Domenico - That means when we are learning something new, we learn a new skill like pitching a ball, for example, or learning a new language, what we are doing, we are not just putting few lines of code somewhere in our brain that will be retrieved, we are reshaping our brain. The connections between all the neurons that will describe and serve that specific purpose, building new connections, that kind of flexibility is fascinating. It's inspiring. That is one of the things that scientists are trying to reproduce: having the machine equivalent, mechanical equivalent of our neurons and our synapses in a single chip. The idea is to focus on connecting them with, in the case of the new supercomputers - they're going to be large - we are talking about hundreds of trillions of connections. That is the power.

James - You've prefaced it there. This field of neuromorphic engineering, neuromorphic computing has reached something of a watershed moment or is going to this year, isn't it? Can you tell me about Deep South and whether this is where neuromorphic computing really starts to kick on now?

Domenico - I think yes. Neuromorphic computing is starting to kick off now in a proper way, in a more disruptive way than it did in the past. It's not a new idea, first of all. Neuroscientists had ideas about how the brain actually works and how important the connections are between neurons and how relevant this intricate network is that can reconfigure for many, many years. The first ideas about neuromorphic computings were in the 80s. Of course, the technology was not good enough to create something that can have the computing power of even a small brain. Today we can. For different reasons; technology miniaturisation, engineering, we can do that. Create something that can mimic the number of neurons and number of connections of our brain. How quickly and efficiently they can reconfigure, they can actually layer things, that's a completely different matter.

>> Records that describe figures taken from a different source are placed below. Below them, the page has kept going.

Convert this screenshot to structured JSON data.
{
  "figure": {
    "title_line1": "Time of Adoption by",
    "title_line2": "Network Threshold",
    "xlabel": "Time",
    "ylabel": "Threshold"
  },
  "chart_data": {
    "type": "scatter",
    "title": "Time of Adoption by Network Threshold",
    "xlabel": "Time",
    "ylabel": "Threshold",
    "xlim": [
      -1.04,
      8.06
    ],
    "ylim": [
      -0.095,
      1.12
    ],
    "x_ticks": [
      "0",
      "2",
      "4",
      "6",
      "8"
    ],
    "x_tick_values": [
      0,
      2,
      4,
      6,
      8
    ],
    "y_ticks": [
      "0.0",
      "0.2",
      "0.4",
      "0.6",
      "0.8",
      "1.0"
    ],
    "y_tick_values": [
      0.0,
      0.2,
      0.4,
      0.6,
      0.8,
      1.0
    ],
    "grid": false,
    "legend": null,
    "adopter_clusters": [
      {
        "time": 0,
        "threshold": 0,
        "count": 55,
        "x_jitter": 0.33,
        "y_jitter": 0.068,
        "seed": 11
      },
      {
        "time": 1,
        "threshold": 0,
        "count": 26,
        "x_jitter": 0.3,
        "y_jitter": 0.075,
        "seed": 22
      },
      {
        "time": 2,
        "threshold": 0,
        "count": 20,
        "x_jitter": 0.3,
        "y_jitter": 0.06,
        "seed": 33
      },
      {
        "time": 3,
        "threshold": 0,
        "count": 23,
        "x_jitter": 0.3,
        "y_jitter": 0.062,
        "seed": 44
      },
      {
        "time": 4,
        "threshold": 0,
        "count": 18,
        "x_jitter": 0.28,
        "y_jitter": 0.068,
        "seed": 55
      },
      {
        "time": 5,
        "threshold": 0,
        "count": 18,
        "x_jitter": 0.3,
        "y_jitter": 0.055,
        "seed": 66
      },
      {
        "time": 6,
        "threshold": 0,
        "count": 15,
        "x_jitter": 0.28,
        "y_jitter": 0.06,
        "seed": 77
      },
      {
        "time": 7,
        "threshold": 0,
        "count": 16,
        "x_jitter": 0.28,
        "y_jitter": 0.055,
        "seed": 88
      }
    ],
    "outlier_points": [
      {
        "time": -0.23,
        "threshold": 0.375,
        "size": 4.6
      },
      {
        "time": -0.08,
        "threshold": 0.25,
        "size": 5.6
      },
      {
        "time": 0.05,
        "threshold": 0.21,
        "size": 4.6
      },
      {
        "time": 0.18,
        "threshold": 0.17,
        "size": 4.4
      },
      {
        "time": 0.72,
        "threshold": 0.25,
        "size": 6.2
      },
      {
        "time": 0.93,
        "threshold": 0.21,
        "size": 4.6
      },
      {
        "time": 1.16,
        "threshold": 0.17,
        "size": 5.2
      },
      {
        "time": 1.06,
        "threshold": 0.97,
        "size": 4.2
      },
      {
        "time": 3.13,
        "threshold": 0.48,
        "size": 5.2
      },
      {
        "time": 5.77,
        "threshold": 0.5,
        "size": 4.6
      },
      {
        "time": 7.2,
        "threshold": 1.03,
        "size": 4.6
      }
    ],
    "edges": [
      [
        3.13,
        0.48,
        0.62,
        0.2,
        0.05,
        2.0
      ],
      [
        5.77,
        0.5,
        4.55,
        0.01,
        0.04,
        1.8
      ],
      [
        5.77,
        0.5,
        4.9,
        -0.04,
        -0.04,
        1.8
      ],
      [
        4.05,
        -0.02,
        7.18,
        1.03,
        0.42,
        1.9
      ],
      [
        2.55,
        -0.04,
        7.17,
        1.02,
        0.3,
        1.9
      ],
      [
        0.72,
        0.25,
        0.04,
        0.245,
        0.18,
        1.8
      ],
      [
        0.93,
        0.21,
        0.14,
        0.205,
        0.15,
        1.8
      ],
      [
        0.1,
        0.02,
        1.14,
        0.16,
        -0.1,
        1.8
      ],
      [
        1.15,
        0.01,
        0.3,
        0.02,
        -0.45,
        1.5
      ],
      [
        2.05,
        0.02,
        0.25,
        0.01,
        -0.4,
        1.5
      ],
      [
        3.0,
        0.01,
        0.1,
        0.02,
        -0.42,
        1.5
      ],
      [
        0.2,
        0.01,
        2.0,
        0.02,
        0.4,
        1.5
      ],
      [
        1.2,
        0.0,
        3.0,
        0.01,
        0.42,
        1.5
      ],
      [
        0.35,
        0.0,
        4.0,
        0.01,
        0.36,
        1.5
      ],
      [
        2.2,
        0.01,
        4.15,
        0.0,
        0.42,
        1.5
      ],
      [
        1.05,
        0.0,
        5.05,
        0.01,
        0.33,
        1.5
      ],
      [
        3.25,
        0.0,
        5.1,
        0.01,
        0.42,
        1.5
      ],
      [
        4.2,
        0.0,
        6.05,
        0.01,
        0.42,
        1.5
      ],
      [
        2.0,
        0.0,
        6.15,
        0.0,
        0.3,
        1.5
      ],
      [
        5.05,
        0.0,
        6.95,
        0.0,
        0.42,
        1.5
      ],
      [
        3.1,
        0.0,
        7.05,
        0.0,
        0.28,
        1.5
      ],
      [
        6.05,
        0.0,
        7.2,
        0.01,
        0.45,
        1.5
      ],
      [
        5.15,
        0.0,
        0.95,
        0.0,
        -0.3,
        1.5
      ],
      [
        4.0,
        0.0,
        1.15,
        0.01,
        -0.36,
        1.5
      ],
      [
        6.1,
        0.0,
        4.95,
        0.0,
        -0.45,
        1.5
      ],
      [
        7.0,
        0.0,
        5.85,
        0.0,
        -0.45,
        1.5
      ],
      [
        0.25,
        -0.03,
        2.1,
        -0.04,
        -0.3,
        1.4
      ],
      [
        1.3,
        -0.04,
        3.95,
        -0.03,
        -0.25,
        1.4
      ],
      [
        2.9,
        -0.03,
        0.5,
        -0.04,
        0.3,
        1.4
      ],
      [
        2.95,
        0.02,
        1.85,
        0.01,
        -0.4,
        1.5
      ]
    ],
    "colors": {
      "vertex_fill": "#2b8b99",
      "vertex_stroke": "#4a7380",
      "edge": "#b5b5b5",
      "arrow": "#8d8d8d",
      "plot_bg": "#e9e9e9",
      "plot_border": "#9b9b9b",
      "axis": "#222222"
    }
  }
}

Domenico - We don't know yet. The first one that will have the same scale of our brain is called Deep South and it will be launched, switched on in April, 2024 this year at the University of Sydney. What makes it special compared to its predecessors? What is different is the scale. We are reaching brain scale. It's fascinating to actually have something that, in principle, can emulate with a big...

James - Asterisk.

Domenico - Exactly. Emulate our brain. And what is interesting is that because it's inspired by the same architecture, it means that we can actually run some models on this, not just having more efficient computing. That's one of the aims. So we want to hopefully reduce the power. We want to have more computing power per watts that we're spending, but also this can open a completely new field which is how we can actually understand a bit better the way the brain works, how brain medications work on our brain, what is the best way of alerting something or the best way of treating some neurodegenerative, for example, disease. By knowing how the model that is, in this case, a mechanical electrical model of our brain can respond to the same stimulus.